O máximo de tempo que um miúdo esteve na casa foram 18 meses. “Isso acontece com crianças que moram longe, por exemplo nos PALOP. Se um dos miúdos precisa de três cirurgias, não vai estar sempre a ir para África e a voltar no dia seguinte. Isso acontece muito com crianças que têm lábio leporino.”
Até agora cerca de 150 crianças foram acolhidas na Casa do Gil. Neste momento são 11, mas algumas estão fora, na escola ou no hospital. “Tentamos sempre que as crianças façam uma vida o mais aproximada possível da realidade. Se moram em Algés, tentamos que vão à escola e ao hospital em Algés.”
Muitas das crianças são da Guiné ou de Cabo Verde. Carlitos, da ilha de Santo Antão, é um desses casos, “com um problema complicado [que Manuela não revela qual é] e que já foi e voltou várias vezes”. A mãe, Isaura, dorme ao lado do seu berço, mas são poucas as vezes que isso acontece. “No primeiro ano da Casa do Gil percebemos que 80% dos miúdos que ficavam pendurados no hospital eram dos PALOP. Os pais chegam a Portugal, largam-nos no hospital e desaparecem.” Mas há outras razões para ficarem “pendurados” no hospital: “Há famílias negligentes, outras maravilhosas, mas com condições de habitação péssimas...”

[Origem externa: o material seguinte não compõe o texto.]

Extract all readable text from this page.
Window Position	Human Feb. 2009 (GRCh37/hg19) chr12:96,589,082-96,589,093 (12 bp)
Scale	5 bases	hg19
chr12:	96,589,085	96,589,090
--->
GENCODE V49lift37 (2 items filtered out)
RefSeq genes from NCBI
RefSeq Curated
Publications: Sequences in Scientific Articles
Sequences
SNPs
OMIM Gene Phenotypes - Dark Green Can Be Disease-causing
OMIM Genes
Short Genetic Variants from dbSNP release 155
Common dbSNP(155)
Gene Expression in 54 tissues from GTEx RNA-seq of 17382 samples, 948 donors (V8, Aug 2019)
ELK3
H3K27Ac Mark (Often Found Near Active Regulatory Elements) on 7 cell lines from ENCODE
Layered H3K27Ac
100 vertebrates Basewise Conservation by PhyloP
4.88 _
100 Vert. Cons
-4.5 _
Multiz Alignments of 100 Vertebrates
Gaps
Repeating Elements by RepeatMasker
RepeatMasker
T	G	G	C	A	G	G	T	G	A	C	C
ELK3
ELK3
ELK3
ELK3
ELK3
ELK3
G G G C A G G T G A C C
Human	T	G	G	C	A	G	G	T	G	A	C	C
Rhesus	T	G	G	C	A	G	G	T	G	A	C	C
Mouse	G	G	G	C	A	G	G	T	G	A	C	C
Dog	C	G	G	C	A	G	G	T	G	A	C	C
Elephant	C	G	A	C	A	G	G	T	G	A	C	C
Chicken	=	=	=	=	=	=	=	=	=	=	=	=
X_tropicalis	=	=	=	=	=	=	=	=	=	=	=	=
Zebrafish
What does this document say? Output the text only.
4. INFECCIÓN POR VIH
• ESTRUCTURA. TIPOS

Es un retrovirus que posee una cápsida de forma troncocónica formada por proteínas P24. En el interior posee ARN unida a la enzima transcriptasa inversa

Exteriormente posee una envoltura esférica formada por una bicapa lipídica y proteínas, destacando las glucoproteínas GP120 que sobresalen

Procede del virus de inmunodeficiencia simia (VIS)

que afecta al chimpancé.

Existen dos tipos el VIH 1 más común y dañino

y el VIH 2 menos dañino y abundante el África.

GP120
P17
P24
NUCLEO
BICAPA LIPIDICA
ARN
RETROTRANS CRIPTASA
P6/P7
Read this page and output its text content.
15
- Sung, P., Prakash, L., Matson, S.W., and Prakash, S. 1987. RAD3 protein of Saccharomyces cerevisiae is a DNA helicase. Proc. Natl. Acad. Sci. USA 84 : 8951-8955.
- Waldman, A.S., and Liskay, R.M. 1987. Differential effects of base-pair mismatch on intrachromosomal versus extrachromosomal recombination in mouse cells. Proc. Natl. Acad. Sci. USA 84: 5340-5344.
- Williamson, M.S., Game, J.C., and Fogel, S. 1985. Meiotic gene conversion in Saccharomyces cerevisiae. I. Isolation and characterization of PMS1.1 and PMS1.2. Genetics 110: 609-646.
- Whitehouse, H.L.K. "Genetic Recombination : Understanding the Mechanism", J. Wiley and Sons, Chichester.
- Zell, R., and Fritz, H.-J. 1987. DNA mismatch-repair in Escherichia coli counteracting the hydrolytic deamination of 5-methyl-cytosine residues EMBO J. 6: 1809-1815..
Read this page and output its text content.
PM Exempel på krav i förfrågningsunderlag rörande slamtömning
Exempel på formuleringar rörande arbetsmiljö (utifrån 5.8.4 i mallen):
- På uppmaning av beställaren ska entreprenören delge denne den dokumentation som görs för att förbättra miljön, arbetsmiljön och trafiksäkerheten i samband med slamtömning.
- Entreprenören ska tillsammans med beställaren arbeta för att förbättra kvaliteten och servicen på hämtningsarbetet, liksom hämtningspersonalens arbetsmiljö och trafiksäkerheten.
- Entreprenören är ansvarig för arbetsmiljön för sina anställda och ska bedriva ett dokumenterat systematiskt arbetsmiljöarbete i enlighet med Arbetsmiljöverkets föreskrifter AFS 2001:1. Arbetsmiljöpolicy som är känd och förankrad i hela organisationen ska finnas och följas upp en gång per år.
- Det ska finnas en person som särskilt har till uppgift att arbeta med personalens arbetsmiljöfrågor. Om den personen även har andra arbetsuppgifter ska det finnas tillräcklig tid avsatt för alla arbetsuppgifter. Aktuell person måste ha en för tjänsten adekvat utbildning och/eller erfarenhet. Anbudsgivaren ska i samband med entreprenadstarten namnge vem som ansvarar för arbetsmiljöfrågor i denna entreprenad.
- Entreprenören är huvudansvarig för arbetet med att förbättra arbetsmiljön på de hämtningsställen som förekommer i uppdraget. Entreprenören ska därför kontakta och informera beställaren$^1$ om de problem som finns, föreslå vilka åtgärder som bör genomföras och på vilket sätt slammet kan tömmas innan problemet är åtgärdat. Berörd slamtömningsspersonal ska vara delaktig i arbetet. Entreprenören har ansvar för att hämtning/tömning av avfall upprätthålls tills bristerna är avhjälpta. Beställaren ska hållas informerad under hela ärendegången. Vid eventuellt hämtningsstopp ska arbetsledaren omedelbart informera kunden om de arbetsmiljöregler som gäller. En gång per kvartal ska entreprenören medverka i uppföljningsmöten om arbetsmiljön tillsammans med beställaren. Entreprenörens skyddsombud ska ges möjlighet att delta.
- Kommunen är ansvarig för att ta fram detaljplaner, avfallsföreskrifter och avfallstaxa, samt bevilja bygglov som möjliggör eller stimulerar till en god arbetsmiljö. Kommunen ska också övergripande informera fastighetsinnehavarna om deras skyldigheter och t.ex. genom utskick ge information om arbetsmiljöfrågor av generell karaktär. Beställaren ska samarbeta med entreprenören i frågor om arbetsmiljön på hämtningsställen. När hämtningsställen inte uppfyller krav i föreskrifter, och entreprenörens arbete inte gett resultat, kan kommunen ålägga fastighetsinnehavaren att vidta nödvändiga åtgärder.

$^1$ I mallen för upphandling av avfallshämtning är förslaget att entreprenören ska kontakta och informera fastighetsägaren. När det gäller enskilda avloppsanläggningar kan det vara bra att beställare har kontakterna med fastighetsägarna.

A directora da Casa do Gil (a administradora-executiva é Margarida Pinto Correia) compara-a com um ginásio. “Os meninos vêm para aqui treinar os músculos sociais”, explica Manuela. “Temos de lhes recuperar a vida e muitas vezes inventá-la do zero. E às vezes da família toda... Há pais que temos de legalizar, é preciso arranjar habitação social... Inventamos dinheiro todos os dias para isto.” Algumas pessoas costumam deixar brinquedos velhos e roupa suja. “Mas nós queremos dar dignidade a estas crianças. Estou numa luta para que no Natal tenham brinquedos novos. A Maria tem direito a dar um nome a uma boneca pela primeira vez e o Zé tem direito a montar o seu próprio carro.”